すると名刺でもいいというものだから、名刺を見せて無事パス。
それにしてもいい加減な検査だ。
 でもそこから数メートル先で、今度は荷物の中身を検査、といってもリュックを開けて中身を見せるだけだが、一応チェックされた。

 この委員会で何をするのかといえば、「中小企業・ベンチャー挑戦支援事業」(この制度そのものは平成16年度から開始されている)の制度の効果的な運用のために問題点や改善点を議論・検討するのである。
 ここで議論された内容やその結果は経産省のHPにもアップされるらしいが、議論・検討の内容を加味して今年度も応募企業を募集することになるので、この支援事業に関心がある方は応募するといいだろう。
 この支援制度は「実用化研究開発事業」と「事業化支援事業」からなり、事業性・新規性の高いシーズ・ビジネスアイデアを持つ中小・ベンチャー企業を資金面で支援するのが目的である。補助金・助成金の額は前者が上限4,500万円、後者が100万円〜500万円。
 ただ、従来の国の支援策と大きく違うのは金を出して終わりではなく、コンサルティング業務がプラスされている点だから、うまく利用すれば大いに役立つと思われる。

 ただ、この種の支援事業でいつも思うことだが、制度そのものはよくできているが運用面で問題があることが多い。
 例えば申請書類が煩雑だったり、申請後の提出書類が膨大だったりするし、コンサルティングといえば技術コンサルのみ、それも専門領域がうまくかみ合わないコンサルタントが派遣されてきたりで、ニーズと供給がうまくかみ合わないことが多い。
 さらにいえば制度そのものの存在さえ知られていないことが多いのに、相変わらず中央官庁はHPを見てもらえば分かるし、「我々は地方に説明している」と言っている。
 しかし、地方は内容をよく知られていないから応募者集めのために以前補助金・助成金をもらったことがある企業に声を掛けて申請させることになる。
申請企業ゼロでは困るから、実績づくりをしたいという役所的発想である。
これでは本当に欲しい企業がもらえず、要領がいいところは何度でももらうという妙な不平等が生まれることになる。
課長が「地方の、説明する人の問題です」と奇しくも漏らしたが、まさにその通りだろう。

 ともあれ、そうした問題をできるだけただし、本当に必要な企業、この補助金があればその技術、事業が何とかなるという企業が支援を受けられるようにしたいと思い、積極的に発言してきた。
多少発言しすぎかとも思ったが、議論に入って最初に口火を切り、最後も会議終了時間が少し過ぎているのを認識しつつ問題点を指摘してきた。
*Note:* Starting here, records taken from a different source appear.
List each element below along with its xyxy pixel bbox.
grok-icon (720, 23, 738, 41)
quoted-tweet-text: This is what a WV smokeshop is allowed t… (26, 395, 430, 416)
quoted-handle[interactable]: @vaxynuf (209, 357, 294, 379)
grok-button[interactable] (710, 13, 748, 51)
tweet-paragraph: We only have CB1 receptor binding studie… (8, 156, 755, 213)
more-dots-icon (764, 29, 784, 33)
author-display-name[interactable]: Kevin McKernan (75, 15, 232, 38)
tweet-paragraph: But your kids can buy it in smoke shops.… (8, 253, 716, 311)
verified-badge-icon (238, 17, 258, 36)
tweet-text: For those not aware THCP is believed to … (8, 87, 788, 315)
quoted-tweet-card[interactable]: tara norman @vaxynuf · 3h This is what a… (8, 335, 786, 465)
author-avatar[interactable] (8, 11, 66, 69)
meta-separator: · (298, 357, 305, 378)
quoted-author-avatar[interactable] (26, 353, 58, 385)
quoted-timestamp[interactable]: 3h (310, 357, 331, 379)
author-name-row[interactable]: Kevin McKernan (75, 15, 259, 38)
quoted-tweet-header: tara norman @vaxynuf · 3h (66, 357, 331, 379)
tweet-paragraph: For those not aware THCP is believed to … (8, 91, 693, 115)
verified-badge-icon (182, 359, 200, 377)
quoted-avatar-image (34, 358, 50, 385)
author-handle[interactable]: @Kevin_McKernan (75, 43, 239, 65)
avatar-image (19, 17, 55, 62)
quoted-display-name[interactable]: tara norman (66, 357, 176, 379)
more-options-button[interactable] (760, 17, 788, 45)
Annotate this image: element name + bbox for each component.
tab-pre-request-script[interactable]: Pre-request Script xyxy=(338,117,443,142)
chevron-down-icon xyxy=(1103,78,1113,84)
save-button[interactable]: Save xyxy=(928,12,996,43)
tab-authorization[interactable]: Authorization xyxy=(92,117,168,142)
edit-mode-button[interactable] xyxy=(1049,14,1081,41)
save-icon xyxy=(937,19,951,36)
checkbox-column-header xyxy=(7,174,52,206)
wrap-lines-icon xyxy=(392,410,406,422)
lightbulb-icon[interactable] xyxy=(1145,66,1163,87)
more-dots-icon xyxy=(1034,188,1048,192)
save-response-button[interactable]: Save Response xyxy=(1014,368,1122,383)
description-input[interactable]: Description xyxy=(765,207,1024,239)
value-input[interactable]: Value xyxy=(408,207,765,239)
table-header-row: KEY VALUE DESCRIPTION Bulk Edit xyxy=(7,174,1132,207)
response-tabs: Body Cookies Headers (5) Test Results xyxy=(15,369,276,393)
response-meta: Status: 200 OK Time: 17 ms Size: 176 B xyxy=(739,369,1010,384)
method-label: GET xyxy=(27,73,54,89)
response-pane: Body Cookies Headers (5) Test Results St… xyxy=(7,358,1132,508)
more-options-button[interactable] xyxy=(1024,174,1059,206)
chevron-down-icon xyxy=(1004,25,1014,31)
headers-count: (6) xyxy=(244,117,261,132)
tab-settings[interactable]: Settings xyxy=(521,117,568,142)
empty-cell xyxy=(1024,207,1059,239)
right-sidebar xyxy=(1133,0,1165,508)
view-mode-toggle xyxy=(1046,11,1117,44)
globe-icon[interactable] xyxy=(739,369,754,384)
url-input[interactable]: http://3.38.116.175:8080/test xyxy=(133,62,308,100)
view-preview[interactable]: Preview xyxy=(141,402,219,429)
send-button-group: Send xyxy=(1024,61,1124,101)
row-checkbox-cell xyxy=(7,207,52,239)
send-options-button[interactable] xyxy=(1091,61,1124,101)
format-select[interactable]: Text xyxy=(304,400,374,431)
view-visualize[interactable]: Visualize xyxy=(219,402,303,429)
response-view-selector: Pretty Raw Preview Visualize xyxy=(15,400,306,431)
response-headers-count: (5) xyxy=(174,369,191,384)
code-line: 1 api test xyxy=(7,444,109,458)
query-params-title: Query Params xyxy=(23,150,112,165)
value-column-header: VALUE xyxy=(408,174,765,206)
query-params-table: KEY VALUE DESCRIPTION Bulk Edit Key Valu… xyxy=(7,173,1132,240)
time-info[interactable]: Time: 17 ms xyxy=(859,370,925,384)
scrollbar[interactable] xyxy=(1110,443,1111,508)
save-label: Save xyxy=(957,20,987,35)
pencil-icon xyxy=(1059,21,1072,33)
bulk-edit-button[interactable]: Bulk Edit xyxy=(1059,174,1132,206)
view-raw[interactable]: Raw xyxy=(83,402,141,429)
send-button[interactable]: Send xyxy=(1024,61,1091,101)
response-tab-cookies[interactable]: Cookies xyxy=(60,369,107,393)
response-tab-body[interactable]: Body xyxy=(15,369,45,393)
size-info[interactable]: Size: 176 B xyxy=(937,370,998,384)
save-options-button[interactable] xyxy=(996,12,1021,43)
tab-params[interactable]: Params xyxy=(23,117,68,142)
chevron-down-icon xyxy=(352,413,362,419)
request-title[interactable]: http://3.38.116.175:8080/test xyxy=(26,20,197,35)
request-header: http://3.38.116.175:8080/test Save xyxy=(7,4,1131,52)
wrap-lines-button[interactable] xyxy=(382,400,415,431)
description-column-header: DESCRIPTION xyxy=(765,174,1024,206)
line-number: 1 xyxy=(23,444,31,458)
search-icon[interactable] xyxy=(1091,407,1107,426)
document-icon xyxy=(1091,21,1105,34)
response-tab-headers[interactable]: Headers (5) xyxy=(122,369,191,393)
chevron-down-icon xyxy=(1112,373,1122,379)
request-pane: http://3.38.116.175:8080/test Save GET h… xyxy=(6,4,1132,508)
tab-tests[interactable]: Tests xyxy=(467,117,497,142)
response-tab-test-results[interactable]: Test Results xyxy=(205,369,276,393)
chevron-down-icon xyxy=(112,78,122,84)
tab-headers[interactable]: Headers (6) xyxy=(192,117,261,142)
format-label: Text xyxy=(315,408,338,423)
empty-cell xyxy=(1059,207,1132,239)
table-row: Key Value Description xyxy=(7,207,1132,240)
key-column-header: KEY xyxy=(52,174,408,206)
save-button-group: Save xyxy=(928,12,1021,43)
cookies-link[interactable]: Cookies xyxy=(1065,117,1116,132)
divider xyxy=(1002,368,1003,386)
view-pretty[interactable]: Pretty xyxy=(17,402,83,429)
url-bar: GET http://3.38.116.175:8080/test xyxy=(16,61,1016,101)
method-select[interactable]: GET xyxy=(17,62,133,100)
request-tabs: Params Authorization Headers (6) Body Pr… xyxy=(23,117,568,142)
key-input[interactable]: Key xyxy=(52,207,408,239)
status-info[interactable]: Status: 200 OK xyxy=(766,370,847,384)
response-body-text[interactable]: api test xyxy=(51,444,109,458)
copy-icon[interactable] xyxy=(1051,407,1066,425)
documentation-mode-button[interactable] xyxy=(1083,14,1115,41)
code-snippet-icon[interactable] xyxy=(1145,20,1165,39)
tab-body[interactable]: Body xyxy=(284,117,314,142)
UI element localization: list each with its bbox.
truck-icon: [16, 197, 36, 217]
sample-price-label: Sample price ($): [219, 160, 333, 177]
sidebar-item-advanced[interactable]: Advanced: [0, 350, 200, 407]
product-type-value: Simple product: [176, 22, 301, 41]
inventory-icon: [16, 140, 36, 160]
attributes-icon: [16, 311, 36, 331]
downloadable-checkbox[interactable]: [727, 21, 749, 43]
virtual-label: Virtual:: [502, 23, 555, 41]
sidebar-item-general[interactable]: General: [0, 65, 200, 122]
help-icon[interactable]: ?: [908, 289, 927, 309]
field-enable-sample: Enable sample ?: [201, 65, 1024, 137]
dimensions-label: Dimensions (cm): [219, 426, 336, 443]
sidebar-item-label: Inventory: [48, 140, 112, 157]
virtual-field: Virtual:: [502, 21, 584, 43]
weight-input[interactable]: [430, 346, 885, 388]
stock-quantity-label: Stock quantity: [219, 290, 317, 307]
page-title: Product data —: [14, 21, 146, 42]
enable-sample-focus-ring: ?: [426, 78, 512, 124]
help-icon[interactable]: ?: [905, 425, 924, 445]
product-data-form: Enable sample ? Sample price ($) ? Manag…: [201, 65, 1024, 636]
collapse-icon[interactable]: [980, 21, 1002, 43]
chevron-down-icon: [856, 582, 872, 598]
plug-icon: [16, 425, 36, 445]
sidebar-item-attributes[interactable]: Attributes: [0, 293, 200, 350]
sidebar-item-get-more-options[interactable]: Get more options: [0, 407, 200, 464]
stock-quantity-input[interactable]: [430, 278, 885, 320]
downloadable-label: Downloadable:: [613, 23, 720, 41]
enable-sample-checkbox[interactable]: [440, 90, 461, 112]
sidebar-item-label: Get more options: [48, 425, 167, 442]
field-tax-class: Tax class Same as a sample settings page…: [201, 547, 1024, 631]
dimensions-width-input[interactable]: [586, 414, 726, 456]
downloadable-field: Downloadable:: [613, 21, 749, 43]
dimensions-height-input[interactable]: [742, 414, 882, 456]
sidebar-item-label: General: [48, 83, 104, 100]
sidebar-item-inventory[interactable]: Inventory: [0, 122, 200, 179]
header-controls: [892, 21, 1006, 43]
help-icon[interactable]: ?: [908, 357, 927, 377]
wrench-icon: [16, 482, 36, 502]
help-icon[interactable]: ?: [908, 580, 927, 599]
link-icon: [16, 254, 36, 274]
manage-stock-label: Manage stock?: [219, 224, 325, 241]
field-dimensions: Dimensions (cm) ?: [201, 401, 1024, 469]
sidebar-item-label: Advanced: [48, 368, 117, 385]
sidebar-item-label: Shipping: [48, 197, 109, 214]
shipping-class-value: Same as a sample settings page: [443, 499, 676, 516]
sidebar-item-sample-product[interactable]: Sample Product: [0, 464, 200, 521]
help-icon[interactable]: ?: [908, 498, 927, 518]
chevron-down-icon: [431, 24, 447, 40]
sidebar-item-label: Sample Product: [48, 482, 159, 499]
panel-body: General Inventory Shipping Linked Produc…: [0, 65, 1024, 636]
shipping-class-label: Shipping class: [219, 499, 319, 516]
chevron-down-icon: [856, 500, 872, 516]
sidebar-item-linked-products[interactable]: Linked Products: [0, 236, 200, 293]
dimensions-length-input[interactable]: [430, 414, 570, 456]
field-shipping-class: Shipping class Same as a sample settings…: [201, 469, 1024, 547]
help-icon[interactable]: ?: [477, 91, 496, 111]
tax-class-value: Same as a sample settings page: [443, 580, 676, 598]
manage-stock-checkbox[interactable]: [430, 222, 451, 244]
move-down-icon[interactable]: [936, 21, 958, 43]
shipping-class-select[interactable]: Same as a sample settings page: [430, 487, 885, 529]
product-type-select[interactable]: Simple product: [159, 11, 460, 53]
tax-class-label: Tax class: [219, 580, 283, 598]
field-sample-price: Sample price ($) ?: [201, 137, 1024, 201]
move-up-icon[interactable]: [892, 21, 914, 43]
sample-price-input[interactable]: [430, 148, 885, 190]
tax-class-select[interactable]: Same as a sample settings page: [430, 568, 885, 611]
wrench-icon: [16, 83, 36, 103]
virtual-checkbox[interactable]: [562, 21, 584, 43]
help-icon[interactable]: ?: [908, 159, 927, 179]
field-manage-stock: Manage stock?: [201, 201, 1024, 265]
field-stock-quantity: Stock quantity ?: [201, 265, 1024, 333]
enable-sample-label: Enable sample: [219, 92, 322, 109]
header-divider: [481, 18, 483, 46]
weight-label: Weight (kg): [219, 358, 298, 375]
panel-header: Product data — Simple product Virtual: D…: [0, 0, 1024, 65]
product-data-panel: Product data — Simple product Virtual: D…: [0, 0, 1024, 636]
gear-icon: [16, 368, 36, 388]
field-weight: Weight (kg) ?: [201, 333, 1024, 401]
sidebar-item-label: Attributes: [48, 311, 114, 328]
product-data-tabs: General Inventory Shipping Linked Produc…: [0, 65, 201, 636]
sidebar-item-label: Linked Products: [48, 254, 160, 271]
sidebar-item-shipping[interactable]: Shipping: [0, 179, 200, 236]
 面白いのは最初の頃と終わりでは出席者の態度に少し変化が見えたことだ。
委員の内3名は大学の教授・助教授の肩書きであり、残る1人は技術士。
私の肩書きだけがフリージャーナリスト。
 1人、2人を除いて他の参加者(委員の数の3倍は経産省の関係者が出席している)は私のプロフィールも何も知らないわけで、恐らく九州の地方から参加したフリーのジャーナリストという訳の分からない奴と思っていたはずだ。
もっというなら場違いな奴が1人参加していると思われていたかも知れない。
でも、その男が一番発言し、中小・ベンチャー企業について詳しく知っており、制度の有り様に対してもきちんと(恐らく)指摘したのだから、少しは九州にも面白い奴がいるなと思われたのではないだろうか。

 ベンチャー企業の盛衰はいまから20年近く前の第2次ベンチャーブームの頃から取材を通してつぶさに見てきた。
その中から感じたのは皆同じパターンで失敗するということと、行政の一面的な支援だった。資金手当をすればいい、士業の人間による事務処理支援をすればいい、それがコンサルタント支援だと思っていることが問題なのだが、彼らにそれ以上のことを要求しても無理だし、それ以上のことは考え付かないのだから仕方ない。
 では、どうすればいいのか。
欠けている、不足している部分が見えている人間がその部分を補完する作業をするしかない。それに、「どうせ言うだけの評論家だから」と言われるのも癪だし。
とまあ、そんなわけで、ベンチャー支援のために何が必要かを指摘するだけでなく、非力ながら自分の信じるところに従って活動を行っているわけである。

 補助金に関していえば、できることならもらわない方がいい、というのが私の持論である。
補助金に頼ると間違いなく失敗する。
それはもらう側に甘えが出るのと、借りができたという思いから行政に何か頼まれても断れなくなるからである。
この2つが伸び盛りのベンチャーを死に追いやる。
 しかし、そういうことを除けば、本当に資金不足で研究ができない企業、補助金があれば軌道にのる事業もある。
そういう場合は、あるいはそんな企業は大いにこの制度を利用するべきだろう。
そのために少しでも利用しやすい形にするのが今回の委員の役目と心得ている。